Юрий злорадно расхохотался.
— Добавите? Да кто вам поверит? Вам, инородцу, которому Шуйские навязали супругу с изъяном? Никто не захочет даже выслушать вас. Не сомневайтесь, все как один отвернутся.
Ракоци не шевельнулся, но в лице его что-то переменилось, и Юрия вдруг пронзил дикий страх. Он замер, как зверь, почуявший приближение следопыта.
— Не изволишь ли ты повторить сказанное? — прозвучал тихий голос.
Юрий поежился, браня себя за несдержанность, и промямлил:
— Что тут повторять? Я ведь ничего не сказал. Просто, ну… по Москве ходят слухи…
— Если, — перебил его Ракоци, с великим тщанием выговаривая каждое слово, — если ты позволишь себе еще хотя бы раз сболтнуть что-нибудь порочащее мою жену, то берегись: тебе придется ответить за это.

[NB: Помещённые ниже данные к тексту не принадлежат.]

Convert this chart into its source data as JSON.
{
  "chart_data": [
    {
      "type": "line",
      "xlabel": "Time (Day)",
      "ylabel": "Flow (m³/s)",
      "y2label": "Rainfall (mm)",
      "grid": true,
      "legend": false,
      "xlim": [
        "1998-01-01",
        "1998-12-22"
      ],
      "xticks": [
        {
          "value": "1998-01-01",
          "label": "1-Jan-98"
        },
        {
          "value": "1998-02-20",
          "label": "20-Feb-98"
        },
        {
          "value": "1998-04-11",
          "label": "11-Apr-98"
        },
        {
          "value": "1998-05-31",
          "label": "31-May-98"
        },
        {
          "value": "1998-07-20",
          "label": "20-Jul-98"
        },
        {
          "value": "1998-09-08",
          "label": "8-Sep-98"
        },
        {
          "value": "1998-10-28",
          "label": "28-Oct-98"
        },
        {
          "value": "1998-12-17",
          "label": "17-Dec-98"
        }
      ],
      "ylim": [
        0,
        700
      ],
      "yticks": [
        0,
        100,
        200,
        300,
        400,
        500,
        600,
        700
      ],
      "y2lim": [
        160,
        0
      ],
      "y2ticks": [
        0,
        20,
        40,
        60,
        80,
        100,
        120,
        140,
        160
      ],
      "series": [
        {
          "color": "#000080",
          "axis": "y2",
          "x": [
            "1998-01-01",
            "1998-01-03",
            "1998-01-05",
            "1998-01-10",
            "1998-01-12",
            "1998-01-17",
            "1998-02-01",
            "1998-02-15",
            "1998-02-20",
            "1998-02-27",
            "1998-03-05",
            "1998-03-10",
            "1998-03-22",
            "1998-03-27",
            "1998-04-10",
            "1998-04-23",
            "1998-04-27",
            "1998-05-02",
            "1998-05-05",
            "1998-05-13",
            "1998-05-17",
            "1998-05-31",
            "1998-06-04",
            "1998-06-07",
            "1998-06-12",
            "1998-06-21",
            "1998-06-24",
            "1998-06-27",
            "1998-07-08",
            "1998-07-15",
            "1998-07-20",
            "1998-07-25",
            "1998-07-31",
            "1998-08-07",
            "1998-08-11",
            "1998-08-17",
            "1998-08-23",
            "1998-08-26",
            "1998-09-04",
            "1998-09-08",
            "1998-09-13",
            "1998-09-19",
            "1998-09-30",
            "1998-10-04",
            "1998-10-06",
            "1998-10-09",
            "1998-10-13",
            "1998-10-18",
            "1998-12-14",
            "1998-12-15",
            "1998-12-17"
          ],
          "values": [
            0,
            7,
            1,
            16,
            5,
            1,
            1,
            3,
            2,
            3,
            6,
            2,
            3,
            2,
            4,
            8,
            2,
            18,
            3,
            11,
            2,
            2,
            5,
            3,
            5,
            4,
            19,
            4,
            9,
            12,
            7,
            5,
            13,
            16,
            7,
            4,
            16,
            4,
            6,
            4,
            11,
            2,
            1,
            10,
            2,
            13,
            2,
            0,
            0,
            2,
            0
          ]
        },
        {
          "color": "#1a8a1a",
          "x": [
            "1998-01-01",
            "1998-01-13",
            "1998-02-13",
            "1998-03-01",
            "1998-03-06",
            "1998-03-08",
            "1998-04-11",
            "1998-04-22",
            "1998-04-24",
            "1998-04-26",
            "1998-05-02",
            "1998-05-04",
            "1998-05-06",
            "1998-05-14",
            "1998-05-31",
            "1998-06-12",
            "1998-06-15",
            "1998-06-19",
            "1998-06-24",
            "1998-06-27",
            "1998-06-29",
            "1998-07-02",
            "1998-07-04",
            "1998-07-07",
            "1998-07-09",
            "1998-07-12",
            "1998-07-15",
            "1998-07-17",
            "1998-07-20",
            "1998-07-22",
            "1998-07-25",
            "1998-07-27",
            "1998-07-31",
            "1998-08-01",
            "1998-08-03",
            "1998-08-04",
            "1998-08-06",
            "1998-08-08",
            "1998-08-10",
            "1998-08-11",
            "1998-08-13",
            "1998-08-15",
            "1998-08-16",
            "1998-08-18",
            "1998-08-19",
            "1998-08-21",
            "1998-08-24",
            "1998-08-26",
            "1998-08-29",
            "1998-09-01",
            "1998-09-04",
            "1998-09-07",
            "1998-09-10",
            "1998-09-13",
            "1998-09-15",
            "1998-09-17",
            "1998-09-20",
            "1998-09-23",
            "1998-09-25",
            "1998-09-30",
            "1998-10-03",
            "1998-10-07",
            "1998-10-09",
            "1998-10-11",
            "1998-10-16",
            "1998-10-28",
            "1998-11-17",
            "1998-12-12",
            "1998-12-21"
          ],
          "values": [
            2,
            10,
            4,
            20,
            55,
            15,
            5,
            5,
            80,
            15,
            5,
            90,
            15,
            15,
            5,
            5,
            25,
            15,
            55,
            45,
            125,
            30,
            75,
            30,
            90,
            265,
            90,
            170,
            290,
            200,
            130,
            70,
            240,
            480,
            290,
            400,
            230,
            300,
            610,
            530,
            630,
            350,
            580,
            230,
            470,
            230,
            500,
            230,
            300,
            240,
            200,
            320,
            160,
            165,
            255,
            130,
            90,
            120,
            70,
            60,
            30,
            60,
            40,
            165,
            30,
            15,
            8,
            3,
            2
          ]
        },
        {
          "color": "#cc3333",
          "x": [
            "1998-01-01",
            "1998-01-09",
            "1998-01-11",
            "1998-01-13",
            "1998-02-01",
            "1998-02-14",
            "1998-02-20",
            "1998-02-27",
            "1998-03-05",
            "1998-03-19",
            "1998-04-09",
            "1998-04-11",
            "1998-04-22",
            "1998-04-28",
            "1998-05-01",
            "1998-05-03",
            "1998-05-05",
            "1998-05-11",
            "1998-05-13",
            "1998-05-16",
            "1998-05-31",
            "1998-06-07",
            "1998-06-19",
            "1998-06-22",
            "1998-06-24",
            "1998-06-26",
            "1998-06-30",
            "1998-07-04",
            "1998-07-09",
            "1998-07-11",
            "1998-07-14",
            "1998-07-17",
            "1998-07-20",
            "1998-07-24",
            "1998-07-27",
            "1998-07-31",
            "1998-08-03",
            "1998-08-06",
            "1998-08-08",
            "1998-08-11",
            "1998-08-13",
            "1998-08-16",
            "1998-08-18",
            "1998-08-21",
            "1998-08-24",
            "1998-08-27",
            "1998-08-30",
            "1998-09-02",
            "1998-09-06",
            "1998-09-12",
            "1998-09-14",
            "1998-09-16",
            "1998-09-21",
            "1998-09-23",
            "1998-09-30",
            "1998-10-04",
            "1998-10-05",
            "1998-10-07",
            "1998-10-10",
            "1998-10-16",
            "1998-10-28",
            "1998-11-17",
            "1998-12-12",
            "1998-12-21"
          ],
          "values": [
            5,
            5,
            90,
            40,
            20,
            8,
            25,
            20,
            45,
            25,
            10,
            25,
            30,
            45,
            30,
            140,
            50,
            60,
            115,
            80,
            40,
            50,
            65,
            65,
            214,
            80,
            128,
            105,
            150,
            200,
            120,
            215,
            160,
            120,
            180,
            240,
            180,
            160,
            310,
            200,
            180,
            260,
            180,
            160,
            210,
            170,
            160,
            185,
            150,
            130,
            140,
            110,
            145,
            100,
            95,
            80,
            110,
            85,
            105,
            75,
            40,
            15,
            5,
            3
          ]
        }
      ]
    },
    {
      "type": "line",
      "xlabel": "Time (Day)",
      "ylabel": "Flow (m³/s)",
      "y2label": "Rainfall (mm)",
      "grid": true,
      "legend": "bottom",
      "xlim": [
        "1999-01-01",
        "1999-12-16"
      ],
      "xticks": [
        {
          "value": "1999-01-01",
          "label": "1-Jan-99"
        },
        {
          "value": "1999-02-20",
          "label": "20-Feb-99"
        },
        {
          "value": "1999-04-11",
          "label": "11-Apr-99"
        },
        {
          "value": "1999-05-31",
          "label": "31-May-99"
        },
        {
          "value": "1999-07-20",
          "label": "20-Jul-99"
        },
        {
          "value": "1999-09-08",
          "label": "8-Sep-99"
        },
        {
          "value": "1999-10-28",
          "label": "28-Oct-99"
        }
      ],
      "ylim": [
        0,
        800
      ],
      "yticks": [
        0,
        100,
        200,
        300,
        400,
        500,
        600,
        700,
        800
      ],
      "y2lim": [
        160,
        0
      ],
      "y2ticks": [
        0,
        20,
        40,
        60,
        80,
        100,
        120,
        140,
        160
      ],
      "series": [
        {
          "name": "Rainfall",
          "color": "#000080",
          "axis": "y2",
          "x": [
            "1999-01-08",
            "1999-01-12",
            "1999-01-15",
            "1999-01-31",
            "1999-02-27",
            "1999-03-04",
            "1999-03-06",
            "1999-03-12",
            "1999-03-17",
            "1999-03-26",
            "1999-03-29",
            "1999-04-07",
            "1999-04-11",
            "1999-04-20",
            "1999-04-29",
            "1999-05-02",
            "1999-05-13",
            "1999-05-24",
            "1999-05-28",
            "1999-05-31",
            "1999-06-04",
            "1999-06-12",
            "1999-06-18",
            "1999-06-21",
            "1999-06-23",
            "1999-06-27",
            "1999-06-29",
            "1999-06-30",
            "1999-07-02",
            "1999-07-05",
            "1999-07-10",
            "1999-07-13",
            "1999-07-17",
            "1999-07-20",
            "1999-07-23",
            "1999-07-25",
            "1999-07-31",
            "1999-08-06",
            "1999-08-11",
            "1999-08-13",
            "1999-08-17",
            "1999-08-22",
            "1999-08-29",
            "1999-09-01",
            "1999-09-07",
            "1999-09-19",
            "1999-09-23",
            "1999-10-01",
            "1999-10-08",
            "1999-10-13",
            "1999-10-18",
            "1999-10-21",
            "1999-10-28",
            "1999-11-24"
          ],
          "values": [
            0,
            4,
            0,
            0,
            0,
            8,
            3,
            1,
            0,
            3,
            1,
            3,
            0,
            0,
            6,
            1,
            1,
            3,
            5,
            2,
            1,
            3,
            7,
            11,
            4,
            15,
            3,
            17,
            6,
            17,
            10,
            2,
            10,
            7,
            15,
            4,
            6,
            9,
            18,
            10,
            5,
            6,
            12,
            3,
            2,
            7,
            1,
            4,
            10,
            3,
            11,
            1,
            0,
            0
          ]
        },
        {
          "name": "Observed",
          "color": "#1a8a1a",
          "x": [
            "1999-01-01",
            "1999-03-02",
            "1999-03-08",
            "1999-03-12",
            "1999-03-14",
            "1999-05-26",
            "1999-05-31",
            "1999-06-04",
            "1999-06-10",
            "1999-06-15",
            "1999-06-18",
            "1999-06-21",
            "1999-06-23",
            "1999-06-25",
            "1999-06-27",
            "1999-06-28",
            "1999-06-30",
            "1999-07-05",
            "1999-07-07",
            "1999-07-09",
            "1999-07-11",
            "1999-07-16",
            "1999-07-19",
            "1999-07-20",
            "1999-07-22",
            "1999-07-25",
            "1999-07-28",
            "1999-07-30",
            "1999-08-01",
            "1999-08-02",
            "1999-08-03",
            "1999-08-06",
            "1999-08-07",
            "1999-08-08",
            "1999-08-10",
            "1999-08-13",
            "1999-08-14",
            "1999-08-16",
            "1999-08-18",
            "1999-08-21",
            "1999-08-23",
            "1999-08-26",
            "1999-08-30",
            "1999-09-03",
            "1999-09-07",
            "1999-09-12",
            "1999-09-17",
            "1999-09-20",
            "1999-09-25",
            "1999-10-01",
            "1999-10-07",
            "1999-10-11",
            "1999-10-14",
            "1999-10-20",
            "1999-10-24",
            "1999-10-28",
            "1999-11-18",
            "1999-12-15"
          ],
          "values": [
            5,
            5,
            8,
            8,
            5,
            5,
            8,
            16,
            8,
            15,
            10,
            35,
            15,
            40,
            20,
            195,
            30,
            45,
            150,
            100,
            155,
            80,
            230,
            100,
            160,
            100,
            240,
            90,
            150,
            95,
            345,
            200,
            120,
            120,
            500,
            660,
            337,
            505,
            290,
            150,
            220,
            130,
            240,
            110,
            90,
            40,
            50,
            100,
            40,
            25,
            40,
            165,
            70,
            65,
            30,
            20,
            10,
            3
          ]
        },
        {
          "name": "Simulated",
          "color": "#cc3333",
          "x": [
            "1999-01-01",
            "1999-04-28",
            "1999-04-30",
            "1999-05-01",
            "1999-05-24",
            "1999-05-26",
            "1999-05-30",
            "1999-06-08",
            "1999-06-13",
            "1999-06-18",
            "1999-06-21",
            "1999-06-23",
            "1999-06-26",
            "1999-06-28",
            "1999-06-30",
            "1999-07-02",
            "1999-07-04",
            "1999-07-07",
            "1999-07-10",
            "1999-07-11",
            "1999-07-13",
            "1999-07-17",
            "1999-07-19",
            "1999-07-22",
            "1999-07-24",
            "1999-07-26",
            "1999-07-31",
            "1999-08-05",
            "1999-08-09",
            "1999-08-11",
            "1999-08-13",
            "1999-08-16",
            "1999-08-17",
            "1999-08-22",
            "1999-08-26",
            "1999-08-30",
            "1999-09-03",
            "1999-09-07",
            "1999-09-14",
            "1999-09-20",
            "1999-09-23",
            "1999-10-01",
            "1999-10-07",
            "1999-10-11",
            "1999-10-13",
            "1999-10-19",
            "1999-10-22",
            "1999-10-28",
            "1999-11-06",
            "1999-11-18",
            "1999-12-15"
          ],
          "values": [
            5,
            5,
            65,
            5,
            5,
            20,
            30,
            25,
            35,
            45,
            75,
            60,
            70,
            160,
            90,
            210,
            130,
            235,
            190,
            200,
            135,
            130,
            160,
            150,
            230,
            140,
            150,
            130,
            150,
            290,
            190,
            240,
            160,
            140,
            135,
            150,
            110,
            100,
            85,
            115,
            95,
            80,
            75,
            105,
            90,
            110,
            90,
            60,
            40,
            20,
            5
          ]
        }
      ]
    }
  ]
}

— Но все знают эту историю, — возразил в смятении Юрий. — Отца жены вашей убили монголы, когда он попытался ее защитить. Они убили и няньку, а все слуги сбежали — в доме, кроме нее и захватчиков, уже не осталось никого. Нрав монголов известен, и… и… — Он запнулся, лихорадочно размышляя, чем подкрепить свои доводы. — И теперь она много молится и помогает убогим, чтобы…
— Чтобы, — с нажимом произнес Ракоци, — почтить память отца.
— О да. Почтить память, — хохотнул Юрий, мысли которого уже путались. Ужас расстраивал их и толкал его к безрассудству. — Так бы хотелось Шуйским и Кошкиным, именно так они и говорят. А на деле… — Он вдруг осознал, как далеко зашла его дерзость, и огорошенно смолк.
Молчание длилось, казалось, вечность. Наконец Ракоци поднял глаза.
— Лучше тебе уйти. И как можно скорее.
Роджер вышел вперед, заслонив собой юношу, нервно теребившего ворот косоворотки.
— Я распоряжусь, чтобы его вещи перенесли в польскую миссию, — сказал он будничным тоном.
— Превосходно, — кивнул Ракоци и еще раз глянул на Юрия. — Оставь себе те монеты, что я тебе дал, и помни, как ты их получил. А еще помни, что подлость оплачивается золотом далеко не всегда. Иногда в ход идут изделия из металлов потверже. — С этими словами он отвернулся и продолжал сидеть молча, пока Роджер с Юрием не ушли.
Роджер вернулся с вечерними звонами колоколов.
— Отец Краббе шлет вам добрые пожелания, — сказал он, убедившись, что дверь за ним плотно закрыта.
— Благодарю, — рассеянно отозвался Ракоци, пристально изучая горсть мелких топазов. — Надеюсь, ты передал ему приветствия от меня?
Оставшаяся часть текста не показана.